Written on November 29, 2011
Basic practices such as vetting are as important to security as the armed forces but the UK government is not taking it seriously enough, argues think-tank director
The delivery of national security is one of the core tasks of government and, as any public servant knows, national security is not just about high policy and grand strategy but also the nuts and bolts of routine security practice. One of the most critical but neglected aspects of it is the provision of security clearance, or vetting, to those with access to sensitive or secret matters of state. Vetting keeps the wrong people out, but lets the right people in.
Anyone examining the attitude of the current British government to these nuts and bolts issues is likely to get a shock. This isn’t just because of the outrageous way Oliver Letwin and Vince Cable chose to dispose of their official papers, though a civil servant who followed their example could rightly expect to be sacked. No, it goes much deeper and further than this. The Fox-Werrity affair – like the Coulson affair which preceded it – illustrates more critically the damage that is done to good governance by cavalier attitudes towards security in general and vetting in particular. It is striking that this administration, unlike Tony Blair’s, refuses to insist that political advisors should be security cleared. Had it done so, neither Weritty nor Coulson would have got anywhere near Downing Street or the Ministry of Defence.
In fact, good security clearance is as much about inclusion as exclusion. Increasingly, vital government tasks are being executed by security cleared freelancing contractors.
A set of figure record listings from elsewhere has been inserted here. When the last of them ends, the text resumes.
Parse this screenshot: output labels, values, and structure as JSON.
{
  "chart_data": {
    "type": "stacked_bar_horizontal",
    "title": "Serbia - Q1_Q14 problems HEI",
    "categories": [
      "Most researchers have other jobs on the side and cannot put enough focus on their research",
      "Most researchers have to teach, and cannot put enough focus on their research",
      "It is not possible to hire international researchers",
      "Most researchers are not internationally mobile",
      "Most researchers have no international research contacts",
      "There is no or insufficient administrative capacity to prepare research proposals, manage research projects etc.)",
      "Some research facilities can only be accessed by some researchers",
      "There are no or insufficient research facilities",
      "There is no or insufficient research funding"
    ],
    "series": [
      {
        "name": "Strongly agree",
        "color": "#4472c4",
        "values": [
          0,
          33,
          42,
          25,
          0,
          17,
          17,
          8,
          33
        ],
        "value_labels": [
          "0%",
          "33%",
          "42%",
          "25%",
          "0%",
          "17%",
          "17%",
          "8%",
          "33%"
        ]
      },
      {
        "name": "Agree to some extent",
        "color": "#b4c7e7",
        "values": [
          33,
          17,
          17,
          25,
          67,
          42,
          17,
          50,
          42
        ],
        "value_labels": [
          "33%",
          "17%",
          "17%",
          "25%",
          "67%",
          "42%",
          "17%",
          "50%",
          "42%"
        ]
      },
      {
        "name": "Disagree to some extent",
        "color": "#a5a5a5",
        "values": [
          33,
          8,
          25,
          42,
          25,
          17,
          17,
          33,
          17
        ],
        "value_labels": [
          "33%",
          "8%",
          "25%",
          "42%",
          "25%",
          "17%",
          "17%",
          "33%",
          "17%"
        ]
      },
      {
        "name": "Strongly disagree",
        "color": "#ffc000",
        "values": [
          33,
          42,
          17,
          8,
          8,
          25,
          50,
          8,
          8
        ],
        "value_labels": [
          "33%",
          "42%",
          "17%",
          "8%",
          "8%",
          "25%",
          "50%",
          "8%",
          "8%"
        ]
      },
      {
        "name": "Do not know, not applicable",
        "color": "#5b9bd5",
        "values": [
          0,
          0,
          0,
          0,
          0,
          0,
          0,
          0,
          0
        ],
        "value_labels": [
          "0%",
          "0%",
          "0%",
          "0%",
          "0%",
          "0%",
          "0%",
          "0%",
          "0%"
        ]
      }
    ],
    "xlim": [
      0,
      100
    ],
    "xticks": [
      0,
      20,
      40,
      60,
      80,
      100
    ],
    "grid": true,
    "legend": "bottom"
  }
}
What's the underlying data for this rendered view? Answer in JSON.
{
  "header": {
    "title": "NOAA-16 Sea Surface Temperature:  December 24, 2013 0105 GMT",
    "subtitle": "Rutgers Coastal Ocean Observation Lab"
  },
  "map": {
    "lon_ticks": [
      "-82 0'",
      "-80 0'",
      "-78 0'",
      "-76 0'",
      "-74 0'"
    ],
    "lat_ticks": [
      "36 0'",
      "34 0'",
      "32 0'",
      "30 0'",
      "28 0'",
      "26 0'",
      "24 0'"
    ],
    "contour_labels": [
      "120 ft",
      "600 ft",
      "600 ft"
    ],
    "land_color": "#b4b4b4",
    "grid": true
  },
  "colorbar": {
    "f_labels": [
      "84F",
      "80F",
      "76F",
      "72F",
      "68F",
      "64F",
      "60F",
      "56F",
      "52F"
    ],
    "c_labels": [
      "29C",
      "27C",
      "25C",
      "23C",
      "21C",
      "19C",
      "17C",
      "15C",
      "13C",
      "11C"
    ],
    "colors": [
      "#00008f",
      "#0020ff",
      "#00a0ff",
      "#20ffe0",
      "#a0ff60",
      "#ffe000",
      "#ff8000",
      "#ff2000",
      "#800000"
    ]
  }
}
This is partly because freelancers possess specific expertise needed for particular projects, often involving national security issues and advanced IT skills and because government cuts mean that by 2015 some 500,000 public sector posts will disappear. However, posts may go but the work itself remains and it will be private contractors who fill the gaps. From the government’s point of view the use of freelancers is beneficial, too, because it can increase competition and drive down costs.
In consequence, it might be supposed that the government would be flexing every sinew in an attempt to encourage freelancers to enter the market place. Actually, as research undertaken for PCG, the freelancer’s organisation, and just published by Professor Anthony Glees and Dr Julian Richards,of Centre for Security and Intelligence Studies shows the precise reverse is the case.
It is obvious that freelancers doing sensitive work must have the same security clearance as permanent employees working in the same field. Some 250,000 individuals are vetted each year by either the Defence Vetting Agency or the Foreign Office Services. But full vetting is not merely expensive but it must, of course, be renewed at intervals. The government stipulates for this reason that no freelancer should be deterred from applying for a post because they do not have a current clearance. Instead, the vetting will take place once the job is theirs. Indeed, they need the job in order to get the vetting not least because the government must retain ownership of the vetting process.
To speed things, initial vetting is now done by a new computer system imaginatively code-named Cerberus after the hound from hell who kept the dead in Hades and the living on earth. Freelancers are perfectly happy with this principle because no one understands the importance of clearances more than they do – because they know exactly what it is their work entails.
Yet large numbers of them now discover that when they apply for jobs requiring clearances they are told that unless they possess existing clearances they will not be considered. 75 per cent of PCG members regularly apply for posts requiring vetting and 65 per cent of them do not have an existing clearance. Yet almost half of them, 46 per cent, received an outright rejection – of which 25 per cent were issued within 24 hours. While there may be several reasons for being rejected for any job, our research suggests to us that recruitment agencies are using the possession of a clearance as a filter to exclude half the applicants from the market place for their work.
This is both in direct contravention of government regulations but is also in itself a breach of security guidelines which stipulate that those with clearances must not disclose this fact to potential employers. To add insult to injury, Cerberus has not been working properly; it is slow, not fast and a huge backlog of cases is now likely to impact on the provision of clearances for the Olympics in 2012 much to the anguish of MI5, one assumes.
Applicants can win a contract only if they have a clearance but they can only get clearance if they win a contract – a classic Catch-22 situation. It is the Cabinet Office, Nick Clegg and Francis Maude who have the duty to resolve this issue. It has to be said our research has not fallen on deaf ears and there are now clear signs that officials understand there is no point in having regulations and not enforcing them. Our proposal for a security clearance forum may be realised which will bring together all interested parties to thrash out best practice and issue kite marks for those contractors who practice it. But now is not a good time to regard security clearances as a joke. Security relies as much on basic practice as on our armed forces or secret agencies.